ただし、固定金利に変更することで金利が上がる場合もあるため、毎月の返済額だけでなく、将来の金利変動リスクや総返済額も含めて検討しましょう。

借り換えすると団信はどうなりますか?

借り換え先の住宅ローンで新たに団信の加入条件を確認することになります。

現在加入している団信の保障内容が、そのまま新しい住宅ローンに引き継がれるわけではありません。

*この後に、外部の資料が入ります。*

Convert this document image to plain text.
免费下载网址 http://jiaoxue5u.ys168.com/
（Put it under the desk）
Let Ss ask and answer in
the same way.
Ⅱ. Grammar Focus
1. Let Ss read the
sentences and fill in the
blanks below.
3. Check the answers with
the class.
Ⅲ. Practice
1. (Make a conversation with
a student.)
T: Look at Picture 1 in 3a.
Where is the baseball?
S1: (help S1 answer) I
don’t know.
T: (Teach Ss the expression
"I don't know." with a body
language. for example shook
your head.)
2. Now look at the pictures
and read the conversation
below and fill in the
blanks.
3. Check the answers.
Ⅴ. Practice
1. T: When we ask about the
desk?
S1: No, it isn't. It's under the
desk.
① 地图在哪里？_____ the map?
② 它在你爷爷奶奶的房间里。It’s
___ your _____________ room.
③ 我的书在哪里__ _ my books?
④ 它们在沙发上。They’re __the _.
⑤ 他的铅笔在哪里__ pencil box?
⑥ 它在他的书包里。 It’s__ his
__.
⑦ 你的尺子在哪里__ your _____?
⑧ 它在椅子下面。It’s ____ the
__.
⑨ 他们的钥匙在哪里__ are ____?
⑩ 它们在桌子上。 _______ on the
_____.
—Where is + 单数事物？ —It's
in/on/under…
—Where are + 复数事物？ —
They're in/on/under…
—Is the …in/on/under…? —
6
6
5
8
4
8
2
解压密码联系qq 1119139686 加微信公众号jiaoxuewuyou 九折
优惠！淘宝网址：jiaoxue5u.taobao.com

そのため、借り換えでは金利と一緒に団信の保障内容も比較しましょう。

まとめ

住宅ローンの借り換えとは、現在返済している住宅ローンを新しい住宅ローンに変更することです。

借り換えによって、

  • 総返済額を減らせる可能性がある
  • 毎月の返済額を減らせる可能性がある
  • 金利や団信などの条件を見直せる

といったメリットがあります。

一方で、

  • 借り換えには諸費用がかかる
  • 新しい住宅ローンの審査がある
  • 必ずしも今より条件が良くなるとは限らない

というデメリットもあります。

そのため、借り換えを検討するときは、

「金利が何%下がるか」だけではなく、「諸費用を含めて最終的にいくら得するのか」

を見ることが重要です。

現在の住宅ローンに少しでも不満があるなら、まずは現在の条件と他の住宅ローンを比較してみましょう。

住宅ローンは長期間返済するものだからこそ、一度借りたら終わりではなく、ライフプランや金利環境の変化に合わせて定期的に見直すことも大切です。